While the precise origins of the connection between 420 and marijuana are indefinite, lost in smoky memory, a popular theory traces it back to the early '70s and a stoner clique at San Rafael High School who gathered at a particular spot after school at 4:20 p.m. to smoke pot. Whatever. Today it's code for ganja, and as the dude said, April 20th is "like a holiday" for stoners, particularly in places like Arcata.

The holiday drew party people to the park from far and wide, hundreds if not thousands. Metal heads and hippies, college students and teens, gray-haired guys and purple-haired girls, all there for no other reason than to smoke marijuana in a public place. Not everyone waited until 4:20.

The park took on a festival feel with vendors on the fringes selling tie-dyed tee-shirts, glass pipes, semi-precious stones and food, some of it munchies, some laced with ganja. A drum circle provided an unrelenting soundtrack; a young gent wearing overalls and a down jacket lay in the middle of the circle, either lost in a state of rhythm bliss or passed out.

Adding to the circus atmosphere, strips of nylon webbing rigged between trees at the edge of the meadow, set up by the HSU Slackline Club for those who wanted to give rope-walking a try. A skilled slacker, Rudi Bega, took a moment to discuss why he was there. "I just come to see friends," he said. "People come from all over to this thing and they keep coming back. You see them and say "Hi,' and there it is. It's not really political. I would say that my personal belief is that the incarceration of marijuana users is absurd; it's a non-violent, victimless crime. People imprisoned for marijuana should be released."

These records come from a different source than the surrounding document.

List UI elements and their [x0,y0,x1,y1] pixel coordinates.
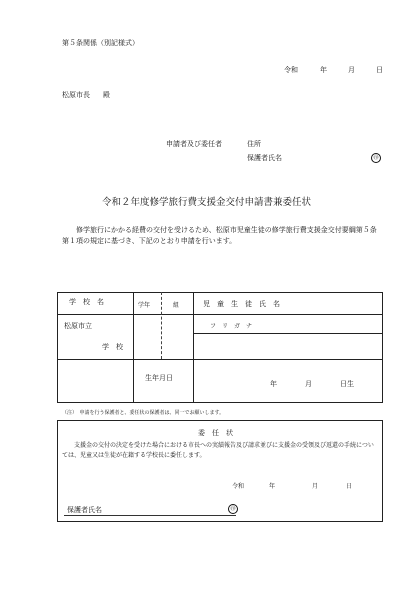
col-school-right [133,292,134,403]
school-suffix: 学 校 [102,343,123,351]
seal-icon: ㊞ [371,153,381,163]
note: （注） 申請を行う保護者と、委任状の保護者は、同一でお願いします。 [62,410,225,416]
date-era: 令和 [284,66,298,74]
guardian-signature-line [64,515,236,516]
addressee: 松原市長 [62,91,90,99]
delegation-title: 委 任 状 [198,429,233,437]
date-month: 月 [348,66,355,74]
delegation-date-month: 月 [312,483,319,490]
address-label: 住所 [247,140,261,148]
guardian-name-label: 保護者氏名 [247,154,282,162]
student-name-header: 児 童 生 徒 氏 名 [203,300,280,308]
furigana-label: フ リ ガ ナ [210,323,253,330]
birth-year: 年 [270,380,277,388]
birth-month: 月 [305,380,312,388]
col-class-right [193,292,194,403]
col-grade-right [161,292,162,359]
date-day: 日 [376,66,383,74]
seal-icon: ㊞ [228,504,238,514]
school-header: 学 校 名 [69,298,104,306]
delegation-guardian-label: 保護者氏名 [67,506,102,514]
birth-date-label: 生年月日 [145,374,173,382]
addressee-suffix: 殿 [103,91,110,99]
grade-header: 学年 [138,302,151,309]
delegation-date-year: 年 [269,483,276,490]
form-reference: 第５条関係（別記様式） [62,39,139,47]
school-row-divider [57,359,383,360]
class-header: 組 [173,302,180,309]
delegation-text: 支援金の交付の決定を受けた場合における市長への実績報告及び請求並びに支援金の受領及び返還の手続については、児童又は生徒が在籍する学校長に委任します。 [62,442,374,459]
date-year: 年 [320,66,327,74]
delegation-seal [228,504,238,514]
header-row-divider [57,314,383,315]
school-city: 松原市立 [64,322,92,330]
delegation-date-era: 令和 [232,483,245,490]
applicant-seal [371,153,381,163]
birth-day: 日生 [340,380,354,388]
document-title: 令和２年度修学旅行費支援金交付申請書兼委任状 [102,197,312,208]
body-paragraph: 修学旅行にかかる経費の交付を受けるため、松原市児童生徒の修学旅行費支援金交付要綱第５条第１項の規定に基づき、下記のとおり申請を行います。 [62,226,377,245]
furigana-divider [193,333,383,334]
applicant-role-label: 申請者及び委任者 [166,140,222,148]
delegation-date-day: 日 [346,483,353,490]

A little after 4, in the thick of the throng, someone lit up a giant reefer, six to eight inches around and about two feet long, and began passing it around. The crowd pressed in, either to try to get a toke or to snap a photo with their camera phone or digital camera.

"We came down from Seattle for this," said tall, goateed Cory, who stood outside the fray. "Humboldt County is the capital of cannabis for North America, like Vancouver B.C. is for Canada. Arcata draws a crowd. People know that this is where to come to celebrate, where you're not going to get punished by the authorities. The police are not going to come out and bust all these people. They might in Seattle; I've been busted in my hometown for simple possession of herb. I see this as a peaceful protest, where we can show that we are passionate about something that's not quite completely accepted yet."

Despite a press release from Redwood ACLU chair Christina Allbright warning of "a massive influx of out-of-town law enforcement," uniformed police presence was at a minimum. A pair of Arcata policemen patrolled one side of the park. Another Arcata officer worked the other edge of the crowd with a deputy from the Humboldt County Sheriff's Office. Their only duty was "maintaining the peace," according to Deputy G. Bickel.

Cory figured that would not be hard. "There'll be no fighting here today, no one's out to hurt anyone else," he said. "People know that about marijuana. No one's ever died from taking marijuana. It's not a bad thing."

As he was completing his thought, his voice was drowned out by cheers all around. The clock had struck 4:20 on 4/20. It was time. Lighters flashed setting pipes, chillums and joints ablaze. A cloud of smoke rose above the park. The crowd cheered again. The drummers played on. Before you knew it, it was over, and the stoned masses ambled down the hill headed for home.